Miller was well positioned to tell Team Israel’s story. A marketing consultant living in San Diego, he worked in communications for sports teams and the NCAA before expanding his portfolio to include tech clients. He’s also been involved with the Israel Association of Baseball in different capacities for a few years, mostly helping with social media and video editing. The Baltimore native is a Jewish day school graduate and cofounded a Moishe House in San Francisco.

“I’ve had these two worlds collide,” Miller said.

“I have a mentally strong relationship with baseball in my life, and then I have a bond to Judaism, from my entire upbringing. And for me as a passionate storyteller, my goal has been, both in years past and this World Baseball Classic, it’s been to help tell that story.”

That story, which included a late-game comeback win over Nicaragua and an impressive performance by Orthodox prospect Jacob Steinmetz, took place entirely in South Florida — a few thousand miles from Miller’s home in San Diego. Miller had been planning to be present at the tournament but was not able to — though no one would have been able to tell from the tweets.

“I think it’s similar to what a great YouTuber or videographer would tell you, is that to make the best video you don’t need the best camera ever made,” Miller said. “What I needed was the passion and the storytelling ideas behind it. Between that and then having contact with almost every single guy on the team and people on the ground, it gave me plenty of ideas to work with when it came to telling that story in a fun way.”

Miller said the feedback was overwhelmingly positive — and came from all levels of baseball fandom, from those who know little about Israel baseball, or even baseball, to die-hard fans.

“That to me is the best response to it, making it something that was approachable for all, but then still getting the signs of respect from the deep baseball people,” Miller said.

He also said there were, predictably, some negative responses. Miller said he made a conscious effort to shy away from politics, including keeping his own personal opinions out of the mix. Not everyone followed that tack.

“Could I have engaged with every single person that wrote in on any platform and was sending us messages about ‘Free Palestine,’ and [said], ‘Oh, you respect our boundaries now, because you don’t like the strike zone,’ all these different things?” Miller said. “Sure, I could have been sassy and responded within those spaces, one hundred percent. I could easily talk smack with anyone any day. But at the end of the day, that wasn’t the goal.”

Part of that restraint, Miller said, had to do with channeling the voice and priorities of the team itself.

“If you talked to Ryan Lavarnway, you talk to Josh Zeid, any of those guys about their views on Israel baseball, I can’t imagine the Palestinian conflict comes up as part of it because it’s simply not,” he said, referring to a Team Israel player and coach, respectively. “It doesn’t make that not an important thing to talk about, but in this case, the story was aside from that.”

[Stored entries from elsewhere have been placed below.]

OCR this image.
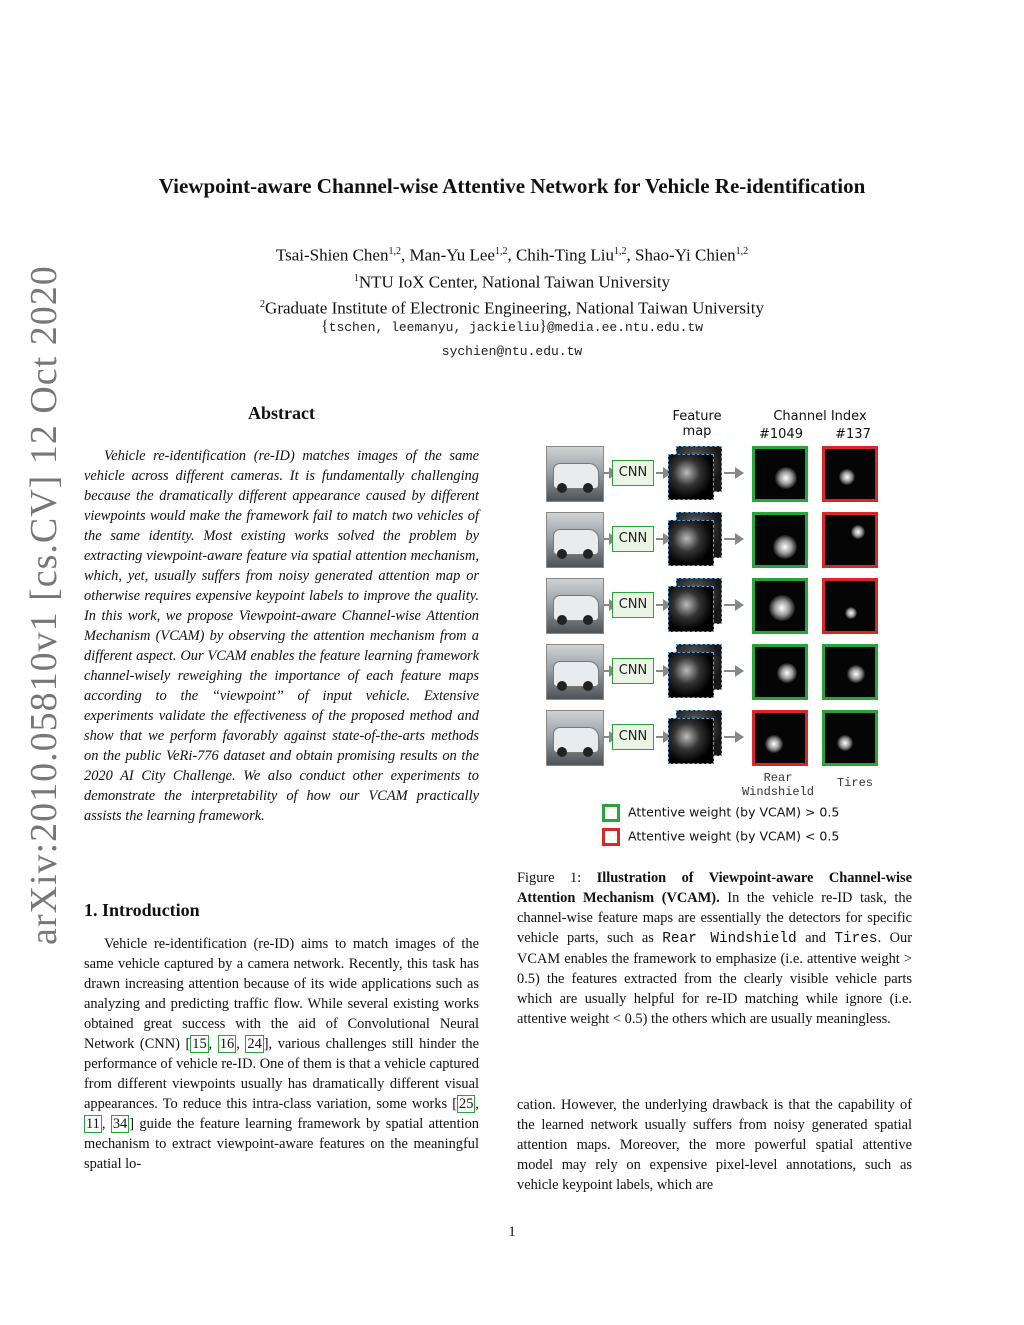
arXiv:2010.05810v1 [cs.CV] 12 Oct 2020
Viewpoint-aware Channel-wise Attentive Network for Vehicle Re-identification
Tsai-Shien Chen$^{1,2}$, Man-Yu Lee$^{1,2}$, Chih-Ting Liu$^{1,2}$, Shao-Yi Chien$^{1,2}$
$^1$NTU IoX Center, National Taiwan University
$^2$Graduate Institute of Electronic Engineering, National Taiwan University
{tschen, leemanyu, jackieliu}@media.ee.ntu.edu.tw
sychien@ntu.edu.tw
Abstract
Vehicle re-identification (re-ID) matches images of the same vehicle across different cameras. It is fundamentally challenging because the dramatically different appearance caused by different viewpoints would make the framework fail to match two vehicles of the same identity. Most existing works solved the problem by extracting viewpoint-aware feature via spatial attention mechanism, which, yet, usually suffers from noisy generated attention map or otherwise requires expensive keypoint labels to improve the quality. In this work, we propose Viewpoint-aware Channel-wise Attention Mechanism (VCAM) by observing the attention mechanism from a different aspect. Our VCAM enables the feature learning framework channel-wisely reweighing the importance of each feature maps according to the “viewpoint” of input vehicle. Extensive experiments validate the effectiveness of the proposed method and show that we perform favorably against state-of-the-arts methods on the public VeRi-776 dataset and obtain promising results on the 2020 AI City Challenge. We also conduct other experiments to demonstrate the interpretability of how our VCAM practically assists the learning framework.
1. Introduction
Vehicle re-identification (re-ID) aims to match images of the same vehicle captured by a camera network. Recently, this task has drawn increasing attention because of its wide applications such as analyzing and predicting traffic flow. While several existing works obtained great success with the aid of Convolutional Neural Network (CNN) [ 15 , 16 , 24 ], various challenges still hinder the performance of vehicle re-ID. One of them is that a vehicle captured from different viewpoints usually has dramatically different visual appearances. To reduce this intra-class variation, some works [ 25 , 11 , 34 ] guide the feature learning framework by spatial attention mechanism to extract viewpoint-aware features on the meaningful spatial lo-
Feature
map
Channel Index
#1049	#137
CNN
CNN
CNN
CNN
CNN
Rear
Windshield
Tires
Attentive weight (by VCAM) > 0.5
Attentive weight (by VCAM) < 0.5
Figure 1: Illustration of Viewpoint-aware Channel-wise Attention Mechanism (VCAM). In the vehicle re-ID task, the channel-wise feature maps are essentially the detectors for specific vehicle parts, such as Rear Windshield and Tires. Our VCAM enables the framework to emphasize (i.e. attentive weight > 0.5) the features extracted from the clearly visible vehicle parts which are usually helpful for re-ID matching while ignore (i.e. attentive weight < 0.5) the others which are usually meaningless.
cation. However, the underlying drawback is that the capability of the learned network usually suffers from noisy generated spatial attention maps. Moreover, the more powerful spatial attentive model may rely on expensive pixel-level annotations, such as vehicle keypoint labels, which are
1
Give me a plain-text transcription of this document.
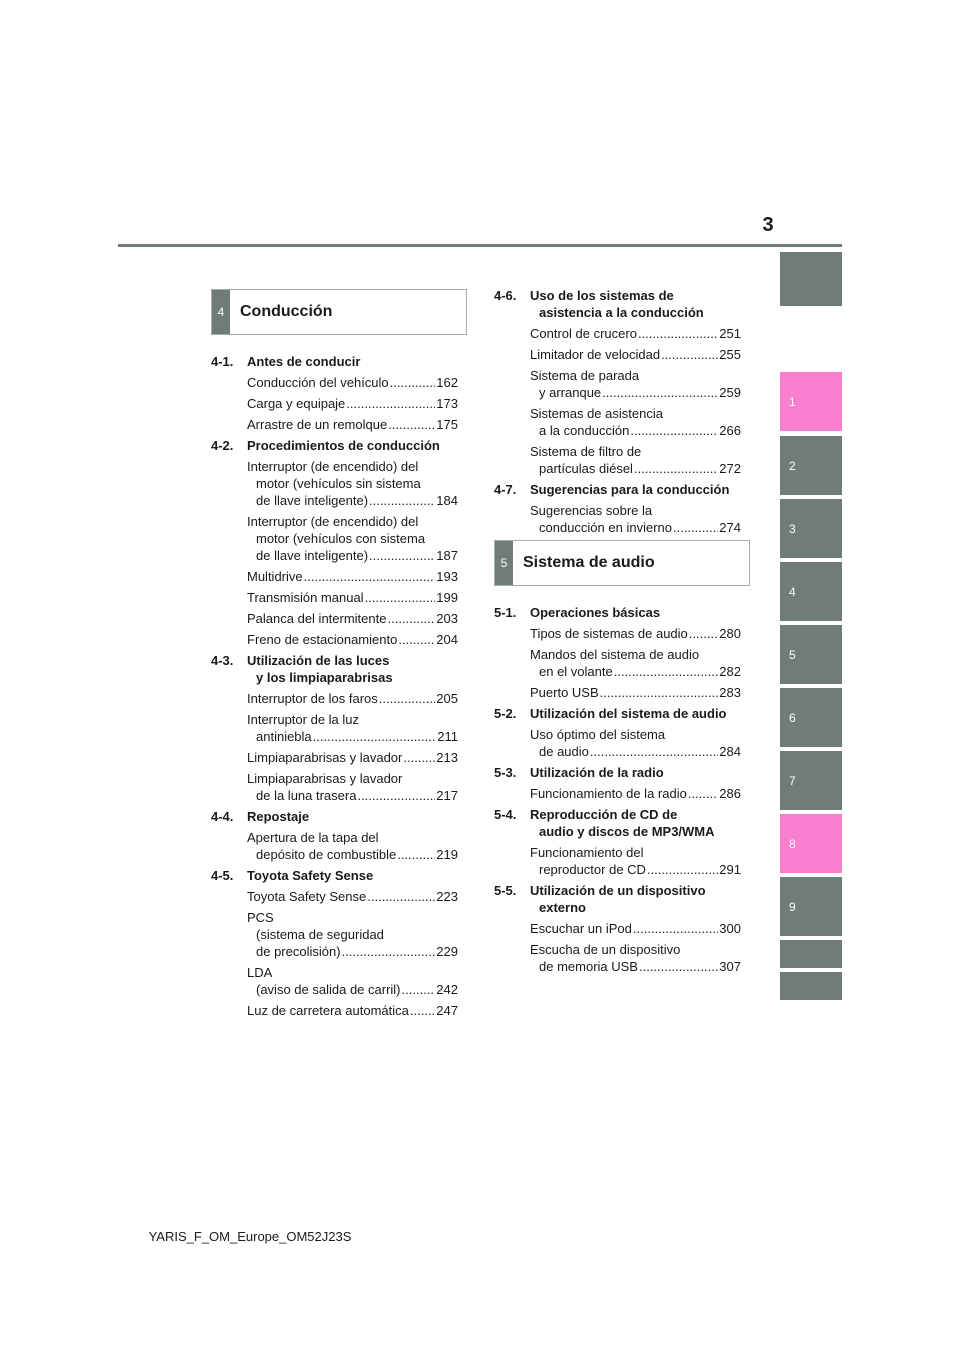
3
1
2
3
4
5
6
7
8
9
4 Conducción
5 Sistema de audio
4-1. Antes de conducir
Conducción del vehículo .....	162
Carga y equipaje .....	173
Arrastre de un remolque .....	175
4-2. Procedimientos de conducción
Interruptor (de encendido) del
motor (vehículos sin sistema
de llave inteligente) .....	184
Interruptor (de encendido) del
motor (vehículos con sistema
de llave inteligente) .....	187
Multidrive .....	193
Transmisión manual .....	199
Palanca del intermitente .....	203
Freno de estacionamiento .....	204
4-3. Utilización de las luces
y los limpiaparabrisas
Interruptor de los faros .....	205
Interruptor de la luz
antiniebla .....	211
Limpiaparabrisas y lavador .....	213
Limpiaparabrisas y lavador
de la luna trasera .....	217
4-4. Repostaje
Apertura de la tapa del
depósito de combustible .....	219
4-5. Toyota Safety Sense
Toyota Safety Sense .....	223
PCS
(sistema de seguridad
de precolisión) .....	229
LDA
(aviso de salida de carril) .....	242
Luz de carretera automática ..... 247
4-6. Uso de los sistemas de
asistencia a la conducción
Control de crucero .....	251
Limitador de velocidad .....	255
Sistema de parada
y arranque .....	259
Sistemas de asistencia
a la conducción .....	266
Sistema de filtro de
partículas diésel .....	272
4-7. Sugerencias para la conducción
Sugerencias sobre la
conducción en invierno .....	274
5-1. Operaciones básicas
Tipos de sistemas de audio ..... 280
Mandos del sistema de audio
en el volante .....	282
Puerto USB .....	283
5-2. Utilización del sistema de audio
Uso óptimo del sistema
de audio .....	284
5-3. Utilización de la radio
Funcionamiento de la radio ..... 286
5-4. Reproducción de CD de
audio y discos de MP3/WMA
Funcionamiento del
reproductor de CD .....	291
5-5. Utilización de un dispositivo
externo
Escuchar un iPod .....	300
Escucha de un dispositivo
de memoria USB .....	307
YARIS_F_OM_Europe_OM52J23S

In general, Miller said he worked to build relationships with the players and other members of the Israel baseball organization, to help craft an authentic presence of the team’s social media accounts — from the underdog mentality to the emphasis on team camaraderie.

  • And in that vein, it was tweets showcasing players’ talents that Miller said made him most proud. Not only did the players’ families appreciate the content, but some of their agents did, too — with one pitcher even asking Miller for video highlights he could send to teams considering bringing him on. Miller declined to share who it was, but at least one Team Israel pitcher landed an MLB contract after the tournament, Rossman with the Mets.

“The most meaningful to me are ones where I can put out content that showcases an individual or multiple individuals and then knowing that that impacts that guy in some way,” Miller said.